In July 2020, Smiths City opened a new flagship store at The Colombo Shopping Centre in Sydenham. The original flagship store, on nearby Colombo Street, remained open.

In August 2020, Smiths City moved its Dunedin store from Andersons Bay Road in South Dunedin, where it had been for 14 years, to the Meridian Mall in the city's CBD, where Kmart had moved out after 23 years.

By October 2020, the company had returned to profit, had recruited more staff, and had plans to open another five stores.

The store at The Colombo in Christchurch was rebranded to Smiths Trade Outlet in July 2023.

===Demise===

Smiths City started downsizing its store numbers in 2025 in an attempt to recover profit.

However, on Tuesday 2 September 2025 Smiths City was placed into voluntary administration, with BDO reappointed administrators. Administrators Colin Gower and Diana Matchett of BDO Christchurch said "The company has faced increasing financial pressures in a challenging economic environment".

Stores immediately closed while an urgent stocktake and examination took place, then surviving stores opened for a liquidation sale to liquidate remaining inventory. The last stores closed on Sunday 14 September, with some closing earlier or never opening.

On 1 October, creditors voted the company into liquidation, with no other viable option except to return it to the sole-owner-director who earlier took back operations in an attempt to stem losses. Debt estimates were at $26 million, with $10 million owed to secured creditors.
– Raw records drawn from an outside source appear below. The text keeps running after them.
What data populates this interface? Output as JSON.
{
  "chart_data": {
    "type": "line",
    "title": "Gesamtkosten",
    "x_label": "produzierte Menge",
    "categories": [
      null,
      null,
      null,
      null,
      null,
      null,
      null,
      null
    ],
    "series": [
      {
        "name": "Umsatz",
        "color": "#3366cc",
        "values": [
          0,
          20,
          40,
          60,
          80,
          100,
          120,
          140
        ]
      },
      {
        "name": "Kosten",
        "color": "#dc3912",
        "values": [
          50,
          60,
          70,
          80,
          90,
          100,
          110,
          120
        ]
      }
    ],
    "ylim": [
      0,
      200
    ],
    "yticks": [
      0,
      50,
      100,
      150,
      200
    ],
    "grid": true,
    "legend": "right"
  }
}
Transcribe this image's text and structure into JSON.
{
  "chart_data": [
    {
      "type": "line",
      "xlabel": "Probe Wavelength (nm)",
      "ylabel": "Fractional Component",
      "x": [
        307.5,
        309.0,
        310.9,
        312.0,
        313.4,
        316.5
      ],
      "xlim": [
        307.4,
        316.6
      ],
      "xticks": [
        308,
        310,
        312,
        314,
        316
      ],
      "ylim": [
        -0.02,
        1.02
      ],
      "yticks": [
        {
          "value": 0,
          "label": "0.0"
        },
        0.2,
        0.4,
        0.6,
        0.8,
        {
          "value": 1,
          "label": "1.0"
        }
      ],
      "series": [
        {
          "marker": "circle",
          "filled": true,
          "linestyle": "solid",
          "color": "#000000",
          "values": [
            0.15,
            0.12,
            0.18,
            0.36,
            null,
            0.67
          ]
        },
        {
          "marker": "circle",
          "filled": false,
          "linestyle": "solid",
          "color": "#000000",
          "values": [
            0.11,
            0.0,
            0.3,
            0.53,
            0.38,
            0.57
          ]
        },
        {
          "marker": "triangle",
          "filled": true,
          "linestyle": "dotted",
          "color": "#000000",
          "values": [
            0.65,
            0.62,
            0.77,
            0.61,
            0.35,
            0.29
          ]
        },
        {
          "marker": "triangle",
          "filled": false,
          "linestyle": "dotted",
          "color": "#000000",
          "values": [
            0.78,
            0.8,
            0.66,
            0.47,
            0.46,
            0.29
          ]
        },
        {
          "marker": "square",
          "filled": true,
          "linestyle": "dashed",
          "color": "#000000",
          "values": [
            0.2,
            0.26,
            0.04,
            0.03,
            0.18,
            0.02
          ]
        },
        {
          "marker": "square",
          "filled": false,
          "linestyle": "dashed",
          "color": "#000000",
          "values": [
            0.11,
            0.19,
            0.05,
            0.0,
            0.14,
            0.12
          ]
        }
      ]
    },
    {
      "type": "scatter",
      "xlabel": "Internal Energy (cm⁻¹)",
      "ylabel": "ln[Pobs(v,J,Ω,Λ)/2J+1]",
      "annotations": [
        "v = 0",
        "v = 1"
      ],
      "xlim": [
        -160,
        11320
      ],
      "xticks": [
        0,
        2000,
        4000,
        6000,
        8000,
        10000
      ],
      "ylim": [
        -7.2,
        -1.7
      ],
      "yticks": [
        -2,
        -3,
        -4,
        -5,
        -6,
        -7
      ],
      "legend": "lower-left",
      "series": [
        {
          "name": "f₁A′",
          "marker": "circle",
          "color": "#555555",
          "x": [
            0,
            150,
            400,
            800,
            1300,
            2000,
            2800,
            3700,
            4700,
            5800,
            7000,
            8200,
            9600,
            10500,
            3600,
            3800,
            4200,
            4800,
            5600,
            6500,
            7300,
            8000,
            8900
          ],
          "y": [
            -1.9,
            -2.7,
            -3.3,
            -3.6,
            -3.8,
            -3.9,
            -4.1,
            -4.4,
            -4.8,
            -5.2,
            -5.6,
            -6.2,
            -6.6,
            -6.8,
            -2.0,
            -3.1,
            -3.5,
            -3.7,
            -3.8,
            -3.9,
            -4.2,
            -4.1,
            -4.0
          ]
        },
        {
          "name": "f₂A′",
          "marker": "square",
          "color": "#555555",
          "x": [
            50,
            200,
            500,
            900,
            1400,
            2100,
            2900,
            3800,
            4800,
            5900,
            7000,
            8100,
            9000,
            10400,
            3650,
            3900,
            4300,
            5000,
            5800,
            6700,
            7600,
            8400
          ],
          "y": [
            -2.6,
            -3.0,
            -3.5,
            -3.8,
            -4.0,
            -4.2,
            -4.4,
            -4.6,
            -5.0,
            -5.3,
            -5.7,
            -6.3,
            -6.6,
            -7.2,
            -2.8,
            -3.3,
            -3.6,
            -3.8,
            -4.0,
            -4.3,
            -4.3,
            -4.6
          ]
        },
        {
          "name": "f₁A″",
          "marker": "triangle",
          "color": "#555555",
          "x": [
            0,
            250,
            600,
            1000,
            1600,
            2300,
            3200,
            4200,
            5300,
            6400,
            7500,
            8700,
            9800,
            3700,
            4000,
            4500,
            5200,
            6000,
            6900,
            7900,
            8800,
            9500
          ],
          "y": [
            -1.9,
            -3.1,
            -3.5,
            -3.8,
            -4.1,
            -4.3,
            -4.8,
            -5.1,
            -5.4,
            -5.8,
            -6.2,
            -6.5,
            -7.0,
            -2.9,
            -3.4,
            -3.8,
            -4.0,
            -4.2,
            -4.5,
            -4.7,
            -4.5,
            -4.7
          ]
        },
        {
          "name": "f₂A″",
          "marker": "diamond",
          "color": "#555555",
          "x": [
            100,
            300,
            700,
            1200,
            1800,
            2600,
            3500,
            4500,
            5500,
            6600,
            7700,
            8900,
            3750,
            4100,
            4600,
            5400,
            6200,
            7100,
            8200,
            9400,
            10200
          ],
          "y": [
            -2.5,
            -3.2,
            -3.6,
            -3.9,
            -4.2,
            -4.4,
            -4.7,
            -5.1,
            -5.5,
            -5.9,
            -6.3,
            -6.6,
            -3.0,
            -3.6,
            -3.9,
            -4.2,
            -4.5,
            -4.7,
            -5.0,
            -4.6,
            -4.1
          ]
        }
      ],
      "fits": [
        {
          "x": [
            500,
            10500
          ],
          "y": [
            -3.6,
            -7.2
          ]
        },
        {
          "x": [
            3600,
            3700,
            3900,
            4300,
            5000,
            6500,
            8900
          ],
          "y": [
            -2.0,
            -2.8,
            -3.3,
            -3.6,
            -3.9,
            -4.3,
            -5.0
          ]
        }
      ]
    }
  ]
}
Several other creditors are expected not to receive anything.

The High Court of New Zealand declared owner-director Colin Neal bankrupt after incurring at least a $1 million debt from unpaid rent and restoration costs at the Tower Rail Precinct, Hornby and not responding to the debt. A New World operator also was filing a bankruptcy order on Neal after also being ignored.

===Smiths City 2026 Relaunch===

Smiths City 2026 Limited was incorporated on 23 February 2026, with Ric Sheehan and Michael Bell listed as directors according to New Zealand Companies Office records. The relaunch was confirmed in a joint statement issued with liquidators BDO Christchurch on 31 July 2026.

BDO Christchurch partner Colin Gower, who had been appointed administrator and later liquidator alongside Diana Matchett, said BDO had aimed to secure an outcome giving the brand a genuine chance at a future, and the new owners in turn credited BDO with managing a difficult process professionally.

The new owners described the purchase in personal terms, saying they wanted to show their children what could be achieved by committing to a project, and framed the acquisition as taking on responsibility for a century-old brand's legacy rather than simply buying a business.